Data: What details can they share with you on data residency (where, physically, is your data located) and their hosting centres.
Certifications: We don’t like to rely no certifications as the benchmark, nevertheless, it’s always good to know if your provider has certifications like the ISO 27001:2013, SOC related certifications, Cloud Security certifications. A word of caution, certifications should be seen as a good to have and not a mandatory requirement.
Breach Readiness: Is your service provider breach ready? Apart from the certifications, you need to know if your provider has the processes, procedures and the executive focus on cyber resiliency. When (not if) your provider is hit by a major attack you must have the assurance that your data is safe or, at the least, you should know that your provider has been rehearsing their responses to a catastrophic cyber crisis.
“They are all the same” No - They are Not!
Given the proliferation and commoditisation of Cloud-file-storage services it’s easy to be dismissive and surmise that “They are all the same”. If only it was that simple.
Beware: I would propose that you run a mile away from providers that:
- Are dismissive of privacy and the GDPR regulation.
- Say things like “Trust us, we take security and privacy seriously”

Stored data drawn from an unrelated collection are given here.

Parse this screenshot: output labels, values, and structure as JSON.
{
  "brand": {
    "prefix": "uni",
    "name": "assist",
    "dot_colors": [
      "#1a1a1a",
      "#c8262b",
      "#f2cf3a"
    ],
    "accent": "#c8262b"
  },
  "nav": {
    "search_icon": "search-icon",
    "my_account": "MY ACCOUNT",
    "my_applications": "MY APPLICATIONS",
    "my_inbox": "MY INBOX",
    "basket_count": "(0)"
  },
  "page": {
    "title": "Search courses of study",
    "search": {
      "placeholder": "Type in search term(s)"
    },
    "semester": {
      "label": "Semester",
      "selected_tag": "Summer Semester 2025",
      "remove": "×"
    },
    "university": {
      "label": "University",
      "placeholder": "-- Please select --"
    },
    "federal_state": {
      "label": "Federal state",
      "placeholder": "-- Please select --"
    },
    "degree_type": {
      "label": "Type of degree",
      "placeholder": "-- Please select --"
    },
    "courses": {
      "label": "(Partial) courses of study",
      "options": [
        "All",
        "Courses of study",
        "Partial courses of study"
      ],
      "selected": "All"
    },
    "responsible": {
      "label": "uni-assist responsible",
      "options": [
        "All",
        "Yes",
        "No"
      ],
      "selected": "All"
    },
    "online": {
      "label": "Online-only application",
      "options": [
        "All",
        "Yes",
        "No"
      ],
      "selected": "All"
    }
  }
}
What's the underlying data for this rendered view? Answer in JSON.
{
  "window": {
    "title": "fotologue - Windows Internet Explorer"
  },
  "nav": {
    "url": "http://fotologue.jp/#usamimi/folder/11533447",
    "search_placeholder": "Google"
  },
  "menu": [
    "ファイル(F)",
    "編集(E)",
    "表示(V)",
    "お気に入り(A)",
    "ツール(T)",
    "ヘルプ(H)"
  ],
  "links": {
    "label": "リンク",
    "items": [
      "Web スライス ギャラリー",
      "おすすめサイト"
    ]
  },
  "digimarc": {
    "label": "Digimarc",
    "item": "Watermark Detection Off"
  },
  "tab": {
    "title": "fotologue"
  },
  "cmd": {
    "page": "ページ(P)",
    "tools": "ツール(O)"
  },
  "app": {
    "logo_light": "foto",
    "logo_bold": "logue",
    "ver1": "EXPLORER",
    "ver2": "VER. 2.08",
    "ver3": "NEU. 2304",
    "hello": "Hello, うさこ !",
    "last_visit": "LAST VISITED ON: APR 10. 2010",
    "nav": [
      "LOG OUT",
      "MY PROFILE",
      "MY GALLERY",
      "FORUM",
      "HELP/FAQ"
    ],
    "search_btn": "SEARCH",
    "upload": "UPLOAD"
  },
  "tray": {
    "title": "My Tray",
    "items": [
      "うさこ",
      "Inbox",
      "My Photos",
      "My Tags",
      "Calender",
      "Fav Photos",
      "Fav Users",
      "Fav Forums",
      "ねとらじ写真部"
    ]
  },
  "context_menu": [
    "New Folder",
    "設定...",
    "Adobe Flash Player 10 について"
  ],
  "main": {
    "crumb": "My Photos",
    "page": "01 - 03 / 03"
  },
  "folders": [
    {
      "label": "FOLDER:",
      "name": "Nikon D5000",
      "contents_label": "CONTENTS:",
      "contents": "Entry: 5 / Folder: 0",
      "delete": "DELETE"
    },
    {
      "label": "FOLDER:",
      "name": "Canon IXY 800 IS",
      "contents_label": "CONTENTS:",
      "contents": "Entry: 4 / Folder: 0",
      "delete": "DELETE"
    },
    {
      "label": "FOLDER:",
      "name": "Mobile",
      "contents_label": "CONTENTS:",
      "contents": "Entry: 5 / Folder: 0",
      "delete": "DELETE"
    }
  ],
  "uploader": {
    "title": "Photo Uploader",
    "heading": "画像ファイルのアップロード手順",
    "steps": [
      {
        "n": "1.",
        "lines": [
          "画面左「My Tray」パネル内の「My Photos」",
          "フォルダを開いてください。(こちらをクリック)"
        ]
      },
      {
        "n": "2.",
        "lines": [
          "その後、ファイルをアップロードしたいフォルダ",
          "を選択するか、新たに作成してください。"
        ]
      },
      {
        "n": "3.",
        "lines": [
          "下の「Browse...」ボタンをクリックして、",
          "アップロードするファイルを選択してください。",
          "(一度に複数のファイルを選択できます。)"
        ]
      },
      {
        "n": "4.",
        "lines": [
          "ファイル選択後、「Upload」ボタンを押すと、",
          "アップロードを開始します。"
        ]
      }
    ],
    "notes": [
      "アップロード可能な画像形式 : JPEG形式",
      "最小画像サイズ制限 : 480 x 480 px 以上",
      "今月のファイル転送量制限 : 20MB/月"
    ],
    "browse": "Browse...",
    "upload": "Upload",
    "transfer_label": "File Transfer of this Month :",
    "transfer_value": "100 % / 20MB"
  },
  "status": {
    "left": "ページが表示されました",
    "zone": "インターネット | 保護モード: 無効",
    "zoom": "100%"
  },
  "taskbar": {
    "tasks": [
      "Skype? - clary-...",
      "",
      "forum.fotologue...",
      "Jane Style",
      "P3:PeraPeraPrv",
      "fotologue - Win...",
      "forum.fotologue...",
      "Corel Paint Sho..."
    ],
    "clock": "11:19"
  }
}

- Seek to deny you audits (onsite and otherwise) of their practice.
The Crux of the Matter
We can spend several more pages by expanding on the above topics but we’ll keep it short for this blog. Yes, organic growth and the rush to the Cloud has meant many organisations expeditiously embraced the first available Cloud Storage service.
However, it’s never too late for a change. As I said at the beginning, if you are genuinely concerned about maintaining the confidentiality of your data, it is imperative that you reassess your provider’s business practices and values.
The following points must be at the top of your selection criteria.
Zero Knowledge Security: Sounds funky but it basically means no one, I mean no one, except for authorised personnel, must have access to read and change your files. There should be no grey areas in this topic.
Data Residency: This term is branded about hurriedly every time someone discusses regulations like GDPR and privacy. However, most vendors, deliberately or because they are genuinely clueless, claim their data is in GDPR-safe zones. If your data (or rather your organisation) falls under the GDPR regulations, please do not trust any such claims. Seek confirmation and verification that the provider physically hosts their infrastructure in a safe regulated European country.
End to End Encryption: Put simply, everything at rest (on your machine and the servers of the cloud provider) and in transit is encrypted and unreadable to unauthorised people.
Conclusion: Not All Cloud Providers are Equal
Sadly, in many instances, the purchasing decisions are often made where budgets and politics trump more serious considerations like confidentiality and security. It's not all doom and gloom. We are hopeful that good-intention regulations, like the GDPR, will hopefully one day mean that privacy and security are the deciding factors.
At Cyber Management Alliance Ltd we use Tresorit's Secure Cloud Storage to store and share sensitive documents. We like it for multiple reasons including the fact that we know the CEO and have interviewed him about his privacy and security beliefs.